By midday everyone had left the building and I had checked every corner where JakB might be hiding – the empty auditorium, the backstage area, the control room with its banks of sound and lighting equipment.

‘Who’s there?’ a voice asked and someone shone a flashlight in my eyes as I stepped back out on to the darkened stage.

I put my hand up to cut out the glare. ‘Is that you, Parker?’

‘Darina, how come you’re still here?’ He lowered the beam so that a pool of yellow light shimmered around my feet. ‘I’m checking the place is empty. The janitor needs to lock up.’

‘OK, I’m coming.’ It was past midday, we were inching closer to Summer’s departure from the far side and JakB was still on the loose. ‘I’m looking for someone – the guy with the skull T-shirt. I guess you haven’t seen him?’

‘The weirdo who beat you up?’

‘Who told you?’

‘Ezra. He said he saved your life.’

‘That’s Ezra – always bigging himself up. I can take care of myself, thanks.’

‘Not the way he told it,’ Parker insisted as we walked backstage and made our exit through the side door. ‘And if you want my advice, Darina—’

‘Which I don’t,’ I cut in. Like Ezra, Parker fitted the nerdy image and, like him, lacked a sense of what people needed from him. Plus, everything was always so serious. ‘Lighten up,’ I told him.

Birdlike, he pulled his chin back into his neck, creating several folds of skin. ‘I’m only trying to warn you,’ he complained.

‘Thanks, Parker,’ I told him, crossing paths with the janitor and his jangling bunch of keys.

I was almost at my car without any idea of my next move.
Maybe I’ll drive out to Foxton Ridge
, I thought in desperation. Then something made me investigate the storeroom where JakB had already sprung me one big surprise.

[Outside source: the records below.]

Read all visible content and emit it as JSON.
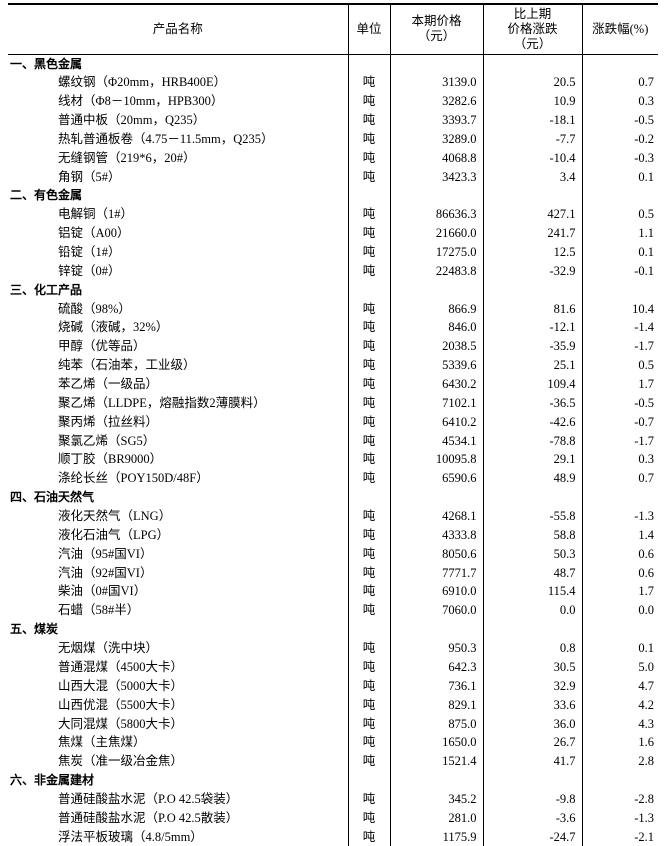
{
  "header": {
    "name": "产品名称",
    "unit": "单位",
    "price_l1": "本期价格",
    "price_l2": "（元）",
    "change_l1": "比上期",
    "change_l2": "价格涨跌",
    "change_l3": "（元）",
    "pct": "涨跌幅(%)"
  },
  "sections": [
    {
      "title": "一、黑色金属",
      "rows": [
        {
          "name": "螺纹钢（Φ20mm，HRB400E）",
          "unit": "吨",
          "price": "3139.0",
          "change": "20.5",
          "pct": "0.7"
        },
        {
          "name": "线材（Φ8－10mm，HPB300）",
          "unit": "吨",
          "price": "3282.6",
          "change": "10.9",
          "pct": "0.3"
        },
        {
          "name": "普通中板（20mm，Q235）",
          "unit": "吨",
          "price": "3393.7",
          "change": "-18.1",
          "pct": "-0.5"
        },
        {
          "name": "热轧普通板卷（4.75－11.5mm，Q235）",
          "unit": "吨",
          "price": "3289.0",
          "change": "-7.7",
          "pct": "-0.2"
        },
        {
          "name": "无缝钢管（219*6，20#）",
          "unit": "吨",
          "price": "4068.8",
          "change": "-10.4",
          "pct": "-0.3"
        },
        {
          "name": "角钢（5#）",
          "unit": "吨",
          "price": "3423.3",
          "change": "3.4",
          "pct": "0.1"
        }
      ]
    },
    {
      "title": "二、有色金属",
      "rows": [
        {
          "name": "电解铜（1#）",
          "unit": "吨",
          "price": "86636.3",
          "change": "427.1",
          "pct": "0.5"
        },
        {
          "name": "铝锭（A00）",
          "unit": "吨",
          "price": "21660.0",
          "change": "241.7",
          "pct": "1.1"
        },
        {
          "name": "铅锭（1#）",
          "unit": "吨",
          "price": "17275.0",
          "change": "12.5",
          "pct": "0.1"
        },
        {
          "name": "锌锭（0#）",
          "unit": "吨",
          "price": "22483.8",
          "change": "-32.9",
          "pct": "-0.1"
        }
      ]
    },
    {
      "title": "三、化工产品",
      "rows": [
        {
          "name": "硫酸（98%）",
          "unit": "吨",
          "price": "866.9",
          "change": "81.6",
          "pct": "10.4"
        },
        {
          "name": "烧碱（液碱，32%）",
          "unit": "吨",
          "price": "846.0",
          "change": "-12.1",
          "pct": "-1.4"
        },
        {
          "name": "甲醇（优等品）",
          "unit": "吨",
          "price": "2038.5",
          "change": "-35.9",
          "pct": "-1.7"
        },
        {
          "name": "纯苯（石油苯，工业级）",
          "unit": "吨",
          "price": "5339.6",
          "change": "25.1",
          "pct": "0.5"
        },
        {
          "name": "苯乙烯（一级品）",
          "unit": "吨",
          "price": "6430.2",
          "change": "109.4",
          "pct": "1.7"
        },
        {
          "name": "聚乙烯（LLDPE，熔融指数2薄膜料）",
          "unit": "吨",
          "price": "7102.1",
          "change": "-36.5",
          "pct": "-0.5"
        },
        {
          "name": "聚丙烯（拉丝料）",
          "unit": "吨",
          "price": "6410.2",
          "change": "-42.6",
          "pct": "-0.7"
        },
        {
          "name": "聚氯乙烯（SG5）",
          "unit": "吨",
          "price": "4534.1",
          "change": "-78.8",
          "pct": "-1.7"
        },
        {
          "name": "顺丁胶（BR9000）",
          "unit": "吨",
          "price": "10095.8",
          "change": "29.1",
          "pct": "0.3"
        },
        {
          "name": "涤纶长丝（POY150D/48F）",
          "unit": "吨",
          "price": "6590.6",
          "change": "48.9",
          "pct": "0.7"
        }
      ]
    },
    {
      "title": "四、石油天然气",
      "rows": [
        {
          "name": "液化天然气（LNG）",
          "unit": "吨",
          "price": "4268.1",
          "change": "-55.8",
          "pct": "-1.3"
        },
        {
          "name": "液化石油气（LPG）",
          "unit": "吨",
          "price": "4333.8",
          "change": "58.8",
          "pct": "1.4"
        },
        {
          "name": "汽油（95#国VI）",
          "unit": "吨",
          "price": "8050.6",
          "change": "50.3",
          "pct": "0.6"
        },
        {
          "name": "汽油（92#国VI）",
          "unit": "吨",
          "price": "7771.7",
          "change": "48.7",
          "pct": "0.6"
        },
        {
          "name": "柴油（0#国VI）",
          "unit": "吨",
          "price": "6910.0",
          "change": "115.4",
          "pct": "1.7"
        },
        {
          "name": "石蜡（58#半）",
          "unit": "吨",
          "price": "7060.0",
          "change": "0.0",
          "pct": "0.0"
        }
      ]
    },
    {
      "title": "五、煤炭",
      "rows": [
        {
          "name": "无烟煤（洗中块）",
          "unit": "吨",
          "price": "950.3",
          "change": "0.8",
          "pct": "0.1"
        },
        {
          "name": "普通混煤（4500大卡）",
          "unit": "吨",
          "price": "642.3",
          "change": "30.5",
          "pct": "5.0"
        },
        {
          "name": "山西大混（5000大卡）",
          "unit": "吨",
          "price": "736.1",
          "change": "32.9",
          "pct": "4.7"
        },
        {
          "name": "山西优混（5500大卡）",
          "unit": "吨",
          "price": "829.1",
          "change": "33.6",
          "pct": "4.2"
        },
        {
          "name": "大同混煤（5800大卡）",
          "unit": "吨",
          "price": "875.0",
          "change": "36.0",
          "pct": "4.3"
        },
        {
          "name": "焦煤（主焦煤）",
          "unit": "吨",
          "price": "1650.0",
          "change": "26.7",
          "pct": "1.6"
        },
        {
          "name": "焦炭（准一级冶金焦）",
          "unit": "吨",
          "price": "1521.4",
          "change": "41.7",
          "pct": "2.8"
        }
      ]
    },
    {
      "title": "六、非金属建材",
      "rows": [
        {
          "name": "普通硅酸盐水泥（P.O 42.5袋装）",
          "unit": "吨",
          "price": "345.2",
          "change": "-9.8",
          "pct": "-2.8"
        },
        {
          "name": "普通硅酸盐水泥（P.O 42.5散装）",
          "unit": "吨",
          "price": "281.0",
          "change": "-3.6",
          "pct": "-1.3"
        },
        {
          "name": "浮法平板玻璃（4.8/5mm）",
          "unit": "吨",
          "price": "1175.9",
          "change": "-24.7",
          "pct": "-2.1"
        }
      ]
    }
  ]
}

The door was hanging open – I guess that’s what attracted my attention. I walked over and took hold of the handle, thought maybe I would just push the door closed.
I need to get the janitor to lock this before he leaves
, I thought.

An obstacle on the inside of the door stopped me from clicking it shut so I slipped my fingers along the inside of the door frame and felt for a light switch. I found it and clicked it on. Light flooded the room, brought me right up against the obstacle – a suspended body in sneakers, jeans and black T-shirt swinging from a noose slung over a horizontal metal bar above my head. JakB’s body swung and rotated gently, head to one side, the spinal column snapped at the neck.

 

JakB had hanged himself in the janitor’s storeroom. He left a note, which I found folded and propped against the seat of the grass-cutter.

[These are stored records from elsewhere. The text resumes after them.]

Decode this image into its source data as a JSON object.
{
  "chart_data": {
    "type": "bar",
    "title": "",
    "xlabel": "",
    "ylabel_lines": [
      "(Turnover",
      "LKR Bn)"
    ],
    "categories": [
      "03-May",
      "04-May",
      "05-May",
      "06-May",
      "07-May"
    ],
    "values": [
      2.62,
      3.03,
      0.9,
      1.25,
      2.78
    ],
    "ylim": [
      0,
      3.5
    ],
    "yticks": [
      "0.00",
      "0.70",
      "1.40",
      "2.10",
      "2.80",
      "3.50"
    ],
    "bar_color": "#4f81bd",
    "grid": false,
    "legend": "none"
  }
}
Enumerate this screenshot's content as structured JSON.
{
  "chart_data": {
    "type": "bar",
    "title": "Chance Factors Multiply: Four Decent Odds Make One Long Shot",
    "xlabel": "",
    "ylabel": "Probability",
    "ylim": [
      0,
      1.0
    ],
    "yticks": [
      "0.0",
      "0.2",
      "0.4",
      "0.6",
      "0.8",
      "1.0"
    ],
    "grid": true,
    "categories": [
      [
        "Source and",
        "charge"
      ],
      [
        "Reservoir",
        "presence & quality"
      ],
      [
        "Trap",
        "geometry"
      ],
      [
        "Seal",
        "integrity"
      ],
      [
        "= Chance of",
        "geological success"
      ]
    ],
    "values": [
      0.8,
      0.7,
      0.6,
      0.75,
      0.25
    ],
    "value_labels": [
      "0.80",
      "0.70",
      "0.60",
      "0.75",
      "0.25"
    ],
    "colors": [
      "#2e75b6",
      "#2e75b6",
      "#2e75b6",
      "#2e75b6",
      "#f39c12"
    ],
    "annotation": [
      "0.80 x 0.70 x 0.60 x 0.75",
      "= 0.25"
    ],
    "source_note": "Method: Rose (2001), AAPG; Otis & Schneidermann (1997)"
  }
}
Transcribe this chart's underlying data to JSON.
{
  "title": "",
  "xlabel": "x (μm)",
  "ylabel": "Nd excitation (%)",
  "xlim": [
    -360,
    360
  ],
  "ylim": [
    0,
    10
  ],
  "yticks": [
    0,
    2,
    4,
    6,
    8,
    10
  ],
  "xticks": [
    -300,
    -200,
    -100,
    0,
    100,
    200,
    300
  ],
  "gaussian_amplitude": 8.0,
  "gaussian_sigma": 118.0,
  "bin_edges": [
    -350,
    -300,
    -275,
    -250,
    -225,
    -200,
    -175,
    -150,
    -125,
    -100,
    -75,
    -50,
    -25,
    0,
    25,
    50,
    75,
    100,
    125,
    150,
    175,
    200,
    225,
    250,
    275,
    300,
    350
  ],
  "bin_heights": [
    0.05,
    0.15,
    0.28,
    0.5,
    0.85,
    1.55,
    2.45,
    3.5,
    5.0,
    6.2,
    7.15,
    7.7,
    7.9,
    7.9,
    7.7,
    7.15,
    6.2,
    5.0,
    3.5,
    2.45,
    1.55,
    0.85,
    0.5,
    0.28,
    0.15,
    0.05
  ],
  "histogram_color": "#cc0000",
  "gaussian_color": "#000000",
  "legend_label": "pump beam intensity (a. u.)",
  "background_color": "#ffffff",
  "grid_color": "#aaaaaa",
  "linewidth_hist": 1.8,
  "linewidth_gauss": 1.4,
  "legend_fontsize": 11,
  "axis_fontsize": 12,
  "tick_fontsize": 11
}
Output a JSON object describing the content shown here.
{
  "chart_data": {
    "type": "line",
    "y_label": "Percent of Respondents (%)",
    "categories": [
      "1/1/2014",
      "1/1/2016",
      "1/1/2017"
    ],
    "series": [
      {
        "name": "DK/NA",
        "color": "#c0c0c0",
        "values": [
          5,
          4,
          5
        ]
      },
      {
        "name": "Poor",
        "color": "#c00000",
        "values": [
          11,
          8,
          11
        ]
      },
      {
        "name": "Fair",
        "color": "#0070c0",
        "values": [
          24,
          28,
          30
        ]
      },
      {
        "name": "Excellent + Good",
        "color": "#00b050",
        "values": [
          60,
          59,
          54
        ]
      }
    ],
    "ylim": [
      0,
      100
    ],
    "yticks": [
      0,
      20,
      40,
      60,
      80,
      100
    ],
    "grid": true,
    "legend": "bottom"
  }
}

Not so much a note – more a picture of a heart with an arrow through and initials at either end: SM and JB. The drawing was intricate, in the style of a tattoo artist, so that the heart looked 3-D, with a velvety sheen. Underneath the drawing he had scrawled a spidery, almost illegible message, as if all his attention had gone into making the drawing and now he was out of time.

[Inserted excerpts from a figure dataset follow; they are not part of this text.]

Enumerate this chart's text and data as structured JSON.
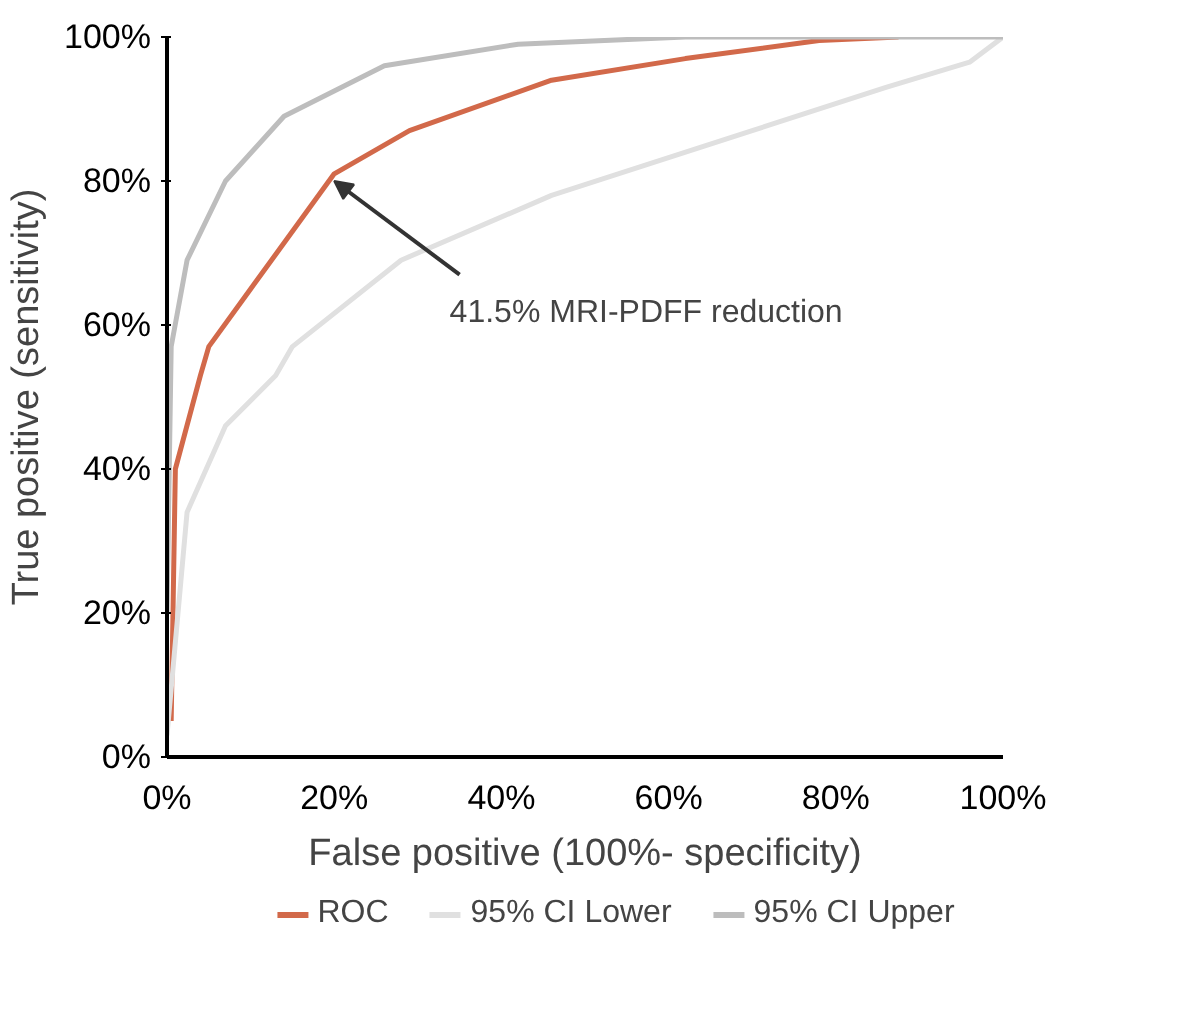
{
  "chart_data": {
    "type": "line",
    "xlabel": "False positive (100%- specificity)",
    "ylabel": "True positive (sensitivity)",
    "xlim": [
      0,
      100
    ],
    "ylim": [
      0,
      100
    ],
    "xticks": [
      {
        "value": 0,
        "label": "0%"
      },
      {
        "value": 20,
        "label": "20%"
      },
      {
        "value": 40,
        "label": "40%"
      },
      {
        "value": 60,
        "label": "60%"
      },
      {
        "value": 80,
        "label": "80%"
      },
      {
        "value": 100,
        "label": "100%"
      }
    ],
    "yticks": [
      {
        "value": 0,
        "label": "0%"
      },
      {
        "value": 20,
        "label": "20%"
      },
      {
        "value": 40,
        "label": "40%"
      },
      {
        "value": 60,
        "label": "60%"
      },
      {
        "value": 80,
        "label": "80%"
      },
      {
        "value": 100,
        "label": "100%"
      }
    ],
    "grid": false,
    "legend": "bottom",
    "marker": "none",
    "line_style": "solid",
    "series": [
      {
        "name": "ROC",
        "color": "#d2694a",
        "x": [
          0.5,
          1,
          4,
          5,
          10,
          20,
          29,
          46,
          62,
          78,
          87.5
        ],
        "values": [
          5,
          40,
          53,
          57,
          65,
          81,
          87,
          94,
          97,
          99.5,
          100
        ]
      },
      {
        "name": "95% CI Lower",
        "color": "#e0e0e0",
        "x": [
          0,
          2.4,
          7,
          13,
          15,
          28,
          46,
          70,
          86,
          96,
          100
        ],
        "values": [
          3,
          34,
          46,
          53,
          57,
          69,
          78,
          87,
          93,
          96.5,
          100
        ]
      },
      {
        "name": "95% CI Upper",
        "color": "#bdbdbd",
        "x": [
          0,
          0.5,
          2.4,
          7,
          14,
          26,
          42,
          62,
          100
        ],
        "values": [
          20,
          57,
          69,
          80,
          89,
          96,
          99,
          100,
          100
        ]
      }
    ],
    "annotations": [
      {
        "text": "41.5% MRI-PDFF reduction",
        "x": 20,
        "y": 80
      }
    ]
  }
}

Reunited, it read. Then something that sounded biblical:
In their deaths they were not divided.

My hand was shaking, I was ready to throw up as I backed out of the store.

The memory of JakB’s dead face, mottled and
distorted, will stay with me for ever.

‘Darina?’ Ezra’s voice was impinging through the daze. Three figures came running – Ezra, Parker and the janitor, when Phoenix and Hunter materialized and zapped me out of there, right in front of their eyes.